Panama Kanalı'nın "yanlış ellere geçmesine izin vermeyeceklerini" söyleyen Trump, adalet ve hukuk ilkelerine uyulmaması durumunda kanalın ABD'ye iade edilmesini talep edeceklerini belirtmiştir.
ABD tarafından 1914'te inşa edilen Panama Kanalı, 1977'deki Torrijos-Carter Antlaşmaları ile 1999'da Panama'ya devredilmişti.
"Panama Kanalı Tamamen Panama'ya Aittir"
Panama Devlet Başkanı Laurentino Cortizo Cohen, Trump'ın Panama Kanalı'yla ilgili açıklamalarına yanıt vermiştir.
Başkan Cortizo Cohen, Panama Kanalı'nın her karışının Panama'ya ait olduğunu ve ülkesinin egemenliğinin pazarlık konusu olmadığını kesin bir dille belirtmiştir.
Kanalın açık kurallar çerçevesinde işletildiğini, bakım ve yönetiminin güvenli, sürdürülebilir ve profesyonelce yürütüldüğünü vurgulamıştır.
Kanal ücretlerinin piyasa koşulları, uluslararası rekabet ve kanalın bakım ihtiyaçları göz önünde bulundurularak belirlendiğini açıklamıştır.
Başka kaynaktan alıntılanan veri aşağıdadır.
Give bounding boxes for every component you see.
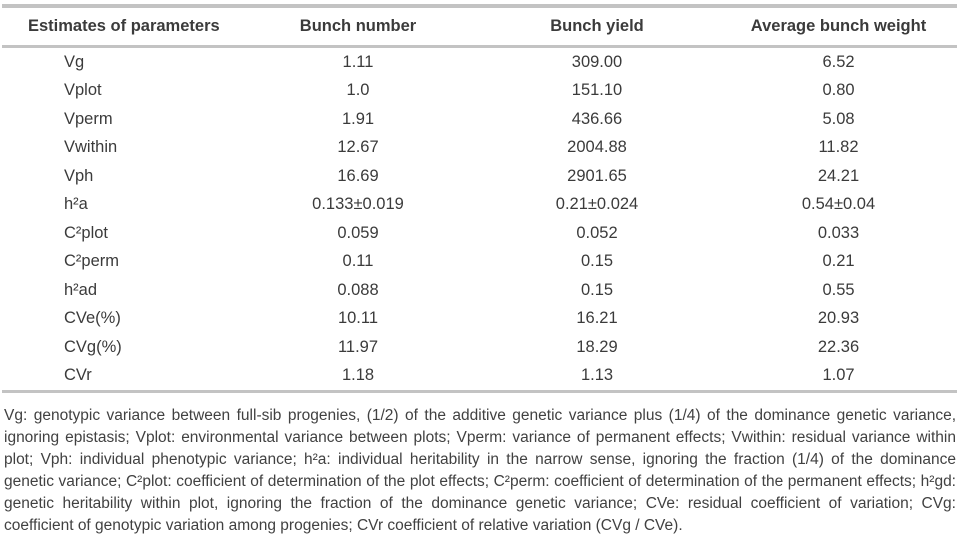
value-cell: 22.36 [817,337,860,356]
value-cell: 16.69 [337,166,379,185]
table-row: CVe(%) 10.11 16.21 20.93 [2,305,957,334]
value-cell: 0.052 [576,223,618,242]
table-row: Vplot 1.0 151.10 0.80 [2,77,957,106]
param-cell: Vwithin [64,138,118,157]
param-cell: Vplot [64,81,102,100]
value-cell: 0.088 [337,280,379,299]
value-cell: 436.66 [571,109,623,128]
table-footnote: Vg: genotypic variance between full-sib … [4,407,956,534]
value-cell: 309.00 [571,52,623,71]
value-cell: 0.54±0.04 [801,195,876,214]
table-body: Vg 1.11 309.00 6.52 Vplot 1.0 151.10 0.8… [2,47,957,392]
param-cell: CVe(%) [64,309,121,328]
col-header-avg-bunch-weight: Average bunch weight [720,6,957,48]
table-row: C²perm 0.11 0.15 0.21 [2,248,957,277]
value-cell: 0.059 [337,223,379,242]
value-cell: 2004.88 [567,138,627,157]
value-cell: 10.11 [337,309,379,328]
value-cell: 11.97 [337,337,379,356]
value-cell: 16.21 [576,309,618,328]
value-cell: 151.10 [571,81,623,100]
col-header-bunch-yield: Bunch yield [474,6,720,48]
value-cell: 0.21 [822,252,855,271]
param-cell: h²ad [64,280,98,299]
table-row: h²ad 0.088 0.15 0.55 [2,276,957,305]
value-cell: 5.08 [822,109,855,128]
param-cell: CVg(%) [64,337,122,356]
table-row: h²a 0.133±0.019 0.21±0.024 0.54±0.04 [2,191,957,220]
table-row: CVr 1.18 1.13 1.07 [2,362,957,392]
value-cell: 0.133±0.019 [312,195,404,214]
value-cell: 0.11 [342,252,374,271]
value-cell: 1.07 [822,366,855,385]
param-cell: CVr [64,366,92,385]
value-cell: 1.11 [342,52,374,71]
table-row: Vperm 1.91 436.66 5.08 [2,105,957,134]
table-row: C²plot 0.059 0.052 0.033 [2,219,957,248]
value-cell: 1.13 [580,366,614,385]
param-cell: C²perm [64,252,120,271]
value-cell: 24.21 [817,166,860,185]
value-cell: 0.21±0.024 [555,195,639,214]
value-cell: 0.15 [580,252,614,271]
table-row: Vg 1.11 309.00 6.52 [2,47,957,77]
param-cell: h²a [64,195,88,214]
param-cell: Vg [64,52,85,71]
value-cell: 12.67 [337,138,379,157]
value-cell: 11.82 [818,138,859,157]
value-cell: 0.80 [822,81,855,100]
param-cell: C²plot [64,223,109,242]
col-header-parameters: Estimates of parameters [2,6,242,48]
parameters-table: Estimates of parameters Bunch number Bun… [2,4,957,393]
value-cell: 0.033 [817,223,860,242]
value-cell: 0.55 [822,280,855,299]
table-row: Vph 16.69 2901.65 24.21 [2,162,957,191]
value-cell: 0.15 [580,280,614,299]
value-cell: 20.93 [817,309,860,328]
col-header-bunch-number: Bunch number [242,6,474,48]
value-cell: 2901.65 [567,166,627,185]
value-cell: 18.29 [576,337,618,356]
param-cell: Vperm [64,109,113,128]
value-cell: 1.0 [346,81,370,100]
param-cell: Vph [64,166,94,185]
table-row: Vwithin 12.67 2004.88 11.82 [2,134,957,163]
header-row: Estimates of parameters Bunch number Bun… [2,6,957,48]
value-cell: 1.18 [341,366,375,385]
table-row: CVg(%) 11.97 18.29 22.36 [2,333,957,362]
value-cell: 6.52 [822,52,855,71]
value-cell: 1.91 [341,109,375,128]
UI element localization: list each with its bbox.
Başkan, Panama Kanalı'nın Çin, AB, ABD veya başka herhangi bir güç tarafından kontrol edilmediğini ve kanalın tüm ulusların gemilerine barışçıl ve kesintisiz geçişini garanti altına aldığını belirtmiştir.
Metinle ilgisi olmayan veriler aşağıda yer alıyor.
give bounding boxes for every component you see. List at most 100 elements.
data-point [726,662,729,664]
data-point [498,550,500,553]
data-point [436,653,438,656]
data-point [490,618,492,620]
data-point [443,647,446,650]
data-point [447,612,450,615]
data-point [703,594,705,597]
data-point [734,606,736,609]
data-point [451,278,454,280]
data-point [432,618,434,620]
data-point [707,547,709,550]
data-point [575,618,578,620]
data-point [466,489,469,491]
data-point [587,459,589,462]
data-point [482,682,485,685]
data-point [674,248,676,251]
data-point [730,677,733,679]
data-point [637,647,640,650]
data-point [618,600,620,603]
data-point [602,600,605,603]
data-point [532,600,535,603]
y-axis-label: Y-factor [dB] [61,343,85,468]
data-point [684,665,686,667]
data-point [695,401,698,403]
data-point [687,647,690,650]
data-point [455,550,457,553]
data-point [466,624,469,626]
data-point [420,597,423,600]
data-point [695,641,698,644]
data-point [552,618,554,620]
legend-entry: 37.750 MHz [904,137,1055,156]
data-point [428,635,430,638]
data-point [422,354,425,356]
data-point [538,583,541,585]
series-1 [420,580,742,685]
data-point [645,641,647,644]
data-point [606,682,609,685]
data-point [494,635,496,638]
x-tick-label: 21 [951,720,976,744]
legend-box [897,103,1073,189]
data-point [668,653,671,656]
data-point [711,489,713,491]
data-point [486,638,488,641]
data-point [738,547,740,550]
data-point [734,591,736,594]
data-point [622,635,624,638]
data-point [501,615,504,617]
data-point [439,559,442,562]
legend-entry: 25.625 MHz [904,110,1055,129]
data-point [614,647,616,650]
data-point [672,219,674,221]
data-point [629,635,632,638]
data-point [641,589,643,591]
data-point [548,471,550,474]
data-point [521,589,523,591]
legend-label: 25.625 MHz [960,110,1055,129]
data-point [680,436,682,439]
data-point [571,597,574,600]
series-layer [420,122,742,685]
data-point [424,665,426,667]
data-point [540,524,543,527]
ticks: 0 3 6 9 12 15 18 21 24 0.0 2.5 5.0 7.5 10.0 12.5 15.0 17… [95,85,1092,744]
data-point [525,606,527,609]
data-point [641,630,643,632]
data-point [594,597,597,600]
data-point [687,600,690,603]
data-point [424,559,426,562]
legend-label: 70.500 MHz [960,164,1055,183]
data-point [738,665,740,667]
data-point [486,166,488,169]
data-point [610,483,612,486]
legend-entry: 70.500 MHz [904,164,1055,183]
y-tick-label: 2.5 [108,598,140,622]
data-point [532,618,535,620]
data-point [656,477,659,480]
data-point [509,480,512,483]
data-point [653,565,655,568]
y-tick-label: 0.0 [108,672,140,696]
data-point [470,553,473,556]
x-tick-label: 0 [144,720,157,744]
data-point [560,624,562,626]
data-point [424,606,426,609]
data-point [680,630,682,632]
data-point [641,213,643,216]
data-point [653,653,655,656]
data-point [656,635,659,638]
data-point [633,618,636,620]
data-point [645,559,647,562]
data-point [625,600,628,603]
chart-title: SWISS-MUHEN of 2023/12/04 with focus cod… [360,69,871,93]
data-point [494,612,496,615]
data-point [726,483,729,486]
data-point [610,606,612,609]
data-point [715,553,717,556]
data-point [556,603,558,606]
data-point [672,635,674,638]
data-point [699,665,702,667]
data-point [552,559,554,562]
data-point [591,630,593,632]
Panama'nın tüm uluslara saygı duyduğunu ve aynı saygının gösterilmesini beklediğini ifade eden Başkan Cortizo Cohen, Trump'ın açıklamalarını şiddetle reddetmiştir.
Başkan, ABD ile iyi ilişkiler kurmak istediklerini ancak vatanlarının her şeyden önce geldiğini ve bu konuda taviz vermeyeceklerini belirtmiştir. Uyuşturucu kaçakçılığı ve yasadışı göç gibi konularda diyaloğa açık olduklarını ancak ulusal çıkarların tartışılamaz olduğunu vurgulamıştır.